Sauf ces réserves, et d’autres (et il n’y a pas de beuvien sans réserves) les Lundis sont l’œuvre du plus sûr liseur qui ait existé. Dans les auteurs des trois siècles, de Rabelais à Lamartine, on peut être certain que la citation qu’il choisit est la meilleure, le trait qu’il retient le plus typique, et il faut avoir passé dans un sujet après lui pour voir qu’à la manière des anciens, il s’est levé le plus matin, a cueilli les plus beaux fruits. Et puis, il ne faut pas que le terme des Lundis nous fasse oublier celui des Causeries.

La plume à la main, Sainte-Beuve est en effet le grand causeur de notre littérature, aussi agréable que Voltaire, aussi fort que Diderot. Il le savait bien quand, se débarrassant, le vieux serpent, de ses peaux successives, romantisme, catholicisme, sentimentalisme, mysticisme, il se découvre pour sa forme dernière et plus vraie l’esprit analytique et la sensibilité du XVIIIe siècle.

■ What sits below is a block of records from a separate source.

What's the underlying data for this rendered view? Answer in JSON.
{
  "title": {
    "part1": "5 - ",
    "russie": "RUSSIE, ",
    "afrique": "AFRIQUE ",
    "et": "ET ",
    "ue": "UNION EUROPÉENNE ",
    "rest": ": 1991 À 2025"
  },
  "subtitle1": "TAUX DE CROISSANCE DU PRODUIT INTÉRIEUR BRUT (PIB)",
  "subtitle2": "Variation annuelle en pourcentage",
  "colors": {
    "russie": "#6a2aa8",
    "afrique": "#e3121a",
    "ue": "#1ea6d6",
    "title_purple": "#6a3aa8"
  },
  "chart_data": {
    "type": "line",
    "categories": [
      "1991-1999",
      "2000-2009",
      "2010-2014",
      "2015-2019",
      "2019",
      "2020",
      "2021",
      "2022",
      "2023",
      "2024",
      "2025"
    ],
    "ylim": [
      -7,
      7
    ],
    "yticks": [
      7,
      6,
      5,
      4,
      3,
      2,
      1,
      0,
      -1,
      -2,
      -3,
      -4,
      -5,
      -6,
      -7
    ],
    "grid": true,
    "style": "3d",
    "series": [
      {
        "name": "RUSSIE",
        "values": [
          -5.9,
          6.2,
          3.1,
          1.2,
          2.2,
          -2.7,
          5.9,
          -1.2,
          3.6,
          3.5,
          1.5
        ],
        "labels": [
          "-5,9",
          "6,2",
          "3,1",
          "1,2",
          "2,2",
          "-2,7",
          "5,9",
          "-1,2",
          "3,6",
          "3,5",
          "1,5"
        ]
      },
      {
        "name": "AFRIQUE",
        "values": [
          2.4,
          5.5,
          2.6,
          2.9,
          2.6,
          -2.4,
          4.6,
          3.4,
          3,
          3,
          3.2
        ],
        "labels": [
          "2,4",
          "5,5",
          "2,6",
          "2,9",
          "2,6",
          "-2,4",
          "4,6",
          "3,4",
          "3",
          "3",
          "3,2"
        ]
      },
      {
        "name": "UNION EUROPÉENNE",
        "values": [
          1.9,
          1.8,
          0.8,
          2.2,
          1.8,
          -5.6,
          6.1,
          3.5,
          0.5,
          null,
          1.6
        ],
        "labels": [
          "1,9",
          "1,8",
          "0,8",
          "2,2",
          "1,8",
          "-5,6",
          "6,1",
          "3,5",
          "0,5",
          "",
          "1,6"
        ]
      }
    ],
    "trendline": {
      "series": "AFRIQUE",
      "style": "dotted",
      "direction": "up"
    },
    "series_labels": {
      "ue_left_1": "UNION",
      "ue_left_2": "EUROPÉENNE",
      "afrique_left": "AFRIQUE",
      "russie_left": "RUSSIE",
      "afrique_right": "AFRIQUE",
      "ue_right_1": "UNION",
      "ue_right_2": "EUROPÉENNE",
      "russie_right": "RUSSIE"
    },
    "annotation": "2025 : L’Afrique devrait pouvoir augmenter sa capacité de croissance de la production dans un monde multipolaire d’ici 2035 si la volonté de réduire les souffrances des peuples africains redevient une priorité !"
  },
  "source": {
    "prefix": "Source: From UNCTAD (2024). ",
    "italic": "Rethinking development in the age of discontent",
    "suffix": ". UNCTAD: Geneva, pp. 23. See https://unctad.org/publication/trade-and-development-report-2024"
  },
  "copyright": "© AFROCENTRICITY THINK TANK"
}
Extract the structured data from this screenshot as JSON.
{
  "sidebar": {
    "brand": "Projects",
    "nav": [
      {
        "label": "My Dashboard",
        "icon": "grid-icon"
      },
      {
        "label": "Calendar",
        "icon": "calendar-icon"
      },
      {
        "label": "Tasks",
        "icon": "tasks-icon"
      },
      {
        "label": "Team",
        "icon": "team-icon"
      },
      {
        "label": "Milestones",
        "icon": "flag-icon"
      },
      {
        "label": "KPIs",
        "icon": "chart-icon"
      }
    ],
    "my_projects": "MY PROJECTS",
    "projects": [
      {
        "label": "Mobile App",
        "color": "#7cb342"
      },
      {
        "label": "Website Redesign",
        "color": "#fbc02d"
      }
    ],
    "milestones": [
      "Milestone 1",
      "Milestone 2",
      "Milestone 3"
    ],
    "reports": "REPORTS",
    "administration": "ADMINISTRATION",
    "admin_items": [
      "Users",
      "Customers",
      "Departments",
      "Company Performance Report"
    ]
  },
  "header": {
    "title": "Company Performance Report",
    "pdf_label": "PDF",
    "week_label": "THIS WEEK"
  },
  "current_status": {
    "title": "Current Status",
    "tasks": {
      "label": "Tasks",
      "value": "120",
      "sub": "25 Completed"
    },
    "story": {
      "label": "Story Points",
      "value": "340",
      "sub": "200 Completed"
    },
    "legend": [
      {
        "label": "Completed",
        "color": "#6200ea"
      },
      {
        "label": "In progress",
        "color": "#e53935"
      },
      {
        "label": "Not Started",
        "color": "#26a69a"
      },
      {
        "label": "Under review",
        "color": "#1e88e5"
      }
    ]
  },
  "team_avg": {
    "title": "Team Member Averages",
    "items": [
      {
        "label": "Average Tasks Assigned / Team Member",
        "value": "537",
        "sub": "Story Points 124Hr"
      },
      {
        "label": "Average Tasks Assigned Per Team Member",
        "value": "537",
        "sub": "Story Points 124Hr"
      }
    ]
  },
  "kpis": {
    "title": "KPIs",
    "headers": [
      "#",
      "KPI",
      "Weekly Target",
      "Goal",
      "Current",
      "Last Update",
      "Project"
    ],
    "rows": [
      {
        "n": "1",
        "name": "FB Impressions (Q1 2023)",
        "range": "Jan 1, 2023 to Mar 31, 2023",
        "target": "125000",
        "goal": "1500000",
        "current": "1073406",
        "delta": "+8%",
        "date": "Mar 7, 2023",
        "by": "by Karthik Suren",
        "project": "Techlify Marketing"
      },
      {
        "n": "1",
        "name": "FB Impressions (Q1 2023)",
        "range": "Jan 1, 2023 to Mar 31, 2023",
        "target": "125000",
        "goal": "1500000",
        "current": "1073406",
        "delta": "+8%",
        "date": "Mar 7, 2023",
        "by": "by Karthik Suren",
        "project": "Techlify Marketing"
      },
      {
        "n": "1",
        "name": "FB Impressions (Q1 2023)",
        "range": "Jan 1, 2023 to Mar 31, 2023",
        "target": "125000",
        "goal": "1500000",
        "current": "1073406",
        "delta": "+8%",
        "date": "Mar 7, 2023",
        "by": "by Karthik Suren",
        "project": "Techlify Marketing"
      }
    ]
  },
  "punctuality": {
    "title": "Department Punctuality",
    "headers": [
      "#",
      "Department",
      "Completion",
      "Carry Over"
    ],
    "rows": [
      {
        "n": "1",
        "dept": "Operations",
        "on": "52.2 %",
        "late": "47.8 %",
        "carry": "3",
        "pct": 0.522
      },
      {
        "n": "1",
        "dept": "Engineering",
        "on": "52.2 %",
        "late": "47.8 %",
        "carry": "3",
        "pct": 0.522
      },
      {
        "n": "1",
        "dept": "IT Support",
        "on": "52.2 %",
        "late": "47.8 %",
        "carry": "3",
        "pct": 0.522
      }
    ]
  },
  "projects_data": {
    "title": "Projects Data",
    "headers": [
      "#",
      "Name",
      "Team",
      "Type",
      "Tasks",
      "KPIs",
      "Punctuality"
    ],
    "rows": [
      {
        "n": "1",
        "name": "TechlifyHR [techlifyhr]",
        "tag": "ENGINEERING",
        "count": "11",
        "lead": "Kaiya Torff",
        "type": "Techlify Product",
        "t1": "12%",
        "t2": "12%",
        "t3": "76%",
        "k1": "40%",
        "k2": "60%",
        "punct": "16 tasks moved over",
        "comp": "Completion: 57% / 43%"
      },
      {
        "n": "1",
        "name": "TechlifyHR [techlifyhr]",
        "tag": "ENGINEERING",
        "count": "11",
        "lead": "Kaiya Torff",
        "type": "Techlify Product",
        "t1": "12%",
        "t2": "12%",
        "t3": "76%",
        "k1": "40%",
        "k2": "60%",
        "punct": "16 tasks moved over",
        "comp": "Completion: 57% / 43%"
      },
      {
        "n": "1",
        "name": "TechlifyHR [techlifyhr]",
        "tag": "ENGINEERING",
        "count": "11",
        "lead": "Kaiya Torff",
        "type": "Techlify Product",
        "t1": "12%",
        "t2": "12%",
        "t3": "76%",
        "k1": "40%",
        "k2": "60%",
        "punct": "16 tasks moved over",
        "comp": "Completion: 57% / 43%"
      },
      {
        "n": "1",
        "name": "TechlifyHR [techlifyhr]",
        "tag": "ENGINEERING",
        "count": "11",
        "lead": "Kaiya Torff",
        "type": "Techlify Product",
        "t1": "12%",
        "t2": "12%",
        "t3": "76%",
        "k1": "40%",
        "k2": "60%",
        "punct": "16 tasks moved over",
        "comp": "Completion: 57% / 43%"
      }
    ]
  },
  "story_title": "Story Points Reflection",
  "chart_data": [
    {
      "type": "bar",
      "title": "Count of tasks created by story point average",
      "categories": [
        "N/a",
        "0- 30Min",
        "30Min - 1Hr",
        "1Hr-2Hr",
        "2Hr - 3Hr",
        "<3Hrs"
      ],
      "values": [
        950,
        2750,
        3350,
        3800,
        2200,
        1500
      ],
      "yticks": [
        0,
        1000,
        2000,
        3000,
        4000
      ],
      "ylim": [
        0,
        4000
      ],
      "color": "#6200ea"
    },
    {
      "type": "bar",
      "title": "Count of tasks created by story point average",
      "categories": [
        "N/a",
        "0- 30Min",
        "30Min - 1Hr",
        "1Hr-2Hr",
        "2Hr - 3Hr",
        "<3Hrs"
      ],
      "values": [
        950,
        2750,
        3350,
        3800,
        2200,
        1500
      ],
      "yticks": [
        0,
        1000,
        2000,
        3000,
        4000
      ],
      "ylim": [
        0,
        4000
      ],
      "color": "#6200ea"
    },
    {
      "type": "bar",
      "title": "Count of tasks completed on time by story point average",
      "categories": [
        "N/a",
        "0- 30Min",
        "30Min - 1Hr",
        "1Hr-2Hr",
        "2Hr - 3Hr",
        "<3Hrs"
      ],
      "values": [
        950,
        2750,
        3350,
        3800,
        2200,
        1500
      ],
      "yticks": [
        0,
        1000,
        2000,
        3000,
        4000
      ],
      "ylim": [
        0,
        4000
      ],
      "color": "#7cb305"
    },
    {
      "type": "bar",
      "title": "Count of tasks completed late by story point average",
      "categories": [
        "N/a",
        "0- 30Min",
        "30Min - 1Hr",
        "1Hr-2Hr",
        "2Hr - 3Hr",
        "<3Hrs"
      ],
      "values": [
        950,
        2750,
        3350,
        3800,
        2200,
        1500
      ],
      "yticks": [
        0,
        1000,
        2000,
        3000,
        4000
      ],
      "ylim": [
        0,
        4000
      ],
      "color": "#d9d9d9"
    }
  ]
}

Qu’importent alors les « théories » qu’on lui a prêtées ou par lesquelles il a caractérisé un moment ou une coupe de son éternelle mobilité ? Physiologie, histoire naturelle des esprits : ne laissons pas ces étiquettes se coller sur lui ; magicien et non théoricien ; réfléchissant, et non pensant ; promeneur et non professeur ; douteur et non docteur ; fils de Montaigne, le plus authentique du XIXe siècle. Mais, sous la causerie et l’esprit, toujours, le sérieux et le substantiel : jamais, comme dans Montaigne ou Diderot, de la pensée pour l’amusement, ni un jeu gratuit.